Secondo il portavoce pontificio Matteo Bruni, queste modifiche al diritto canonico hanno richiesto “dodici anni di lavoro” da parte dei gerarchi della Chiesa e le modifiche presentate entreranno in vigore solo a partire dall’8 dicembre. Non solo si sono presi il tempo per “pensarci” ma l’hanno annunciato sei mesi prima che entrasse in vigore.

Fai quello che dico, ma non quello che faccio

Se la riforma canonica ha “poco sapore” per migliaia di vittime nel mondo che per anni sono state messe a tacere, disprezzate e persino criminalizzate dal Vaticano per aver deciso di denunciare pubblicamente gli abusi e le altre torture commesse da uomini in tonaca per decenni (se non secoli), è ancora più provocatorio che la persona che guida la riforma sia un insabbiamento provato per gli abusatori sessuali, sia nel suo paese che altrove

Jorge Bergoglio non è ricordato in Argentina solo per “bancario” fino ad oggi (spiritualmente e materialmente) Julio César Grassi, protagonista del primo caso di abuso ecclesiastico di risonanza locale da parte di una figura riconosciuta della Chiesa, ma lui stesso è stato denunciato penalmente per coprendo vescovi e sacerdoti a Salta .

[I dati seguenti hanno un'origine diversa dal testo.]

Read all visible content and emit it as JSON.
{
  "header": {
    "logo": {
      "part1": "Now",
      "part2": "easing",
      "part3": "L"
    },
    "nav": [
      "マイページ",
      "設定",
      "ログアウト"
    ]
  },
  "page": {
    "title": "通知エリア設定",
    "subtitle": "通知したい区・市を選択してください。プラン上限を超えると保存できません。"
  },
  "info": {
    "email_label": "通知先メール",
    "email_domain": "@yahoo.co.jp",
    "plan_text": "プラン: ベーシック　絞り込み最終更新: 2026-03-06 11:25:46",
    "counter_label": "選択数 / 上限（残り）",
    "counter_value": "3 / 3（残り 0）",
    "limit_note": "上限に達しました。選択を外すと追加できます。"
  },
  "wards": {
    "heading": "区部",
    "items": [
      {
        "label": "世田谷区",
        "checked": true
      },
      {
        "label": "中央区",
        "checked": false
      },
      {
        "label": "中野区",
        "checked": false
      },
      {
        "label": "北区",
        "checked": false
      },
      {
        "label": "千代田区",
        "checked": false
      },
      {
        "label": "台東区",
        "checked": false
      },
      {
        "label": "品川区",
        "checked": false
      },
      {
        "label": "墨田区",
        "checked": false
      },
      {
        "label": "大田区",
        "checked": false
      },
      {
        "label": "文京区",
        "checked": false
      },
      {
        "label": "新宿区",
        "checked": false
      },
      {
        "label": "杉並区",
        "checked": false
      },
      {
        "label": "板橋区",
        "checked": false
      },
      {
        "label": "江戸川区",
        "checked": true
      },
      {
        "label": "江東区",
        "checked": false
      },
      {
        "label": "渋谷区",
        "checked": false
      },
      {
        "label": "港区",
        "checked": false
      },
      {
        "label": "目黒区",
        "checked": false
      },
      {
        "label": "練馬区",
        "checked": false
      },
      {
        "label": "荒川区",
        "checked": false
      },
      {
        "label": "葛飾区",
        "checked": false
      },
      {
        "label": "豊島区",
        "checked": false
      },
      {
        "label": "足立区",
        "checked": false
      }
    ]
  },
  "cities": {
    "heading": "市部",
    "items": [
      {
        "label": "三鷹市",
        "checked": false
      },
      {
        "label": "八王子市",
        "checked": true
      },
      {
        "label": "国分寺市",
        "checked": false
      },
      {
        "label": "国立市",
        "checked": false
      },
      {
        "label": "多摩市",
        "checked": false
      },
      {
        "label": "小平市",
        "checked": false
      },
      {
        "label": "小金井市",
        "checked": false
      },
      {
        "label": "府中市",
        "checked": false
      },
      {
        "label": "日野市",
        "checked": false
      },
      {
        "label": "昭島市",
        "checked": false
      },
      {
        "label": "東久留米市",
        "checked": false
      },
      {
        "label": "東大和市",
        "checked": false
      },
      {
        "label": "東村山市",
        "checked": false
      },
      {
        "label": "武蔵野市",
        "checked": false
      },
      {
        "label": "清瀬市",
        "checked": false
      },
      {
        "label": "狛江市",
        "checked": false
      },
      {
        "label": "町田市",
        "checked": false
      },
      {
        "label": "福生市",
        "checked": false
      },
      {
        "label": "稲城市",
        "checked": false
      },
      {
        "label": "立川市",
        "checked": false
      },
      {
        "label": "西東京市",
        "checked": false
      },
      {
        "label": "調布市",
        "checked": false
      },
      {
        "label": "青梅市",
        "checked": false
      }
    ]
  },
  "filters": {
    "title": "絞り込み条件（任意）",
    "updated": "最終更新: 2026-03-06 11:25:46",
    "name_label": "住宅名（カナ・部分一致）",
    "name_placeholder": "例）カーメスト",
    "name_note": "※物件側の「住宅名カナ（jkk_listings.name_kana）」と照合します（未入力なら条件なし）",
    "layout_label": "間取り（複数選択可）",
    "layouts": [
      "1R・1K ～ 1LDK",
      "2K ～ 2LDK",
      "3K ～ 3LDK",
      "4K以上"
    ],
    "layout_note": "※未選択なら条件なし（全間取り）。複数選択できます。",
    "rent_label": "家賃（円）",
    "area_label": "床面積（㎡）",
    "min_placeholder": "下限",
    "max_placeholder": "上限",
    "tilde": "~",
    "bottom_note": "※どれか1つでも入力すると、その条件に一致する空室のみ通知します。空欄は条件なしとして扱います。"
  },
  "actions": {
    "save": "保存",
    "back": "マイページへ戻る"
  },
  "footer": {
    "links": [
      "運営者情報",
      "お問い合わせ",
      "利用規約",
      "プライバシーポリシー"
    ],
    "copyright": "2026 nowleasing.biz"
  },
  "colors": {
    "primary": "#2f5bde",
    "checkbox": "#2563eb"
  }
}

Sebbene in termini legali ci sia una sola denuncia nel potere giudiziario argentino contro Francisco, il suo insabbiamento sistematico di preti e suore protagonisti di vari crimini sessuali è dimostrato in innumerevoli casi. Vale la pena ricordare che è stato a capo della Chiesa in Argentina per un decennio e mezzo e quando è stato nominato papa ha terminato di suggellare il patto di impunità con tutte le diocesi del Paese.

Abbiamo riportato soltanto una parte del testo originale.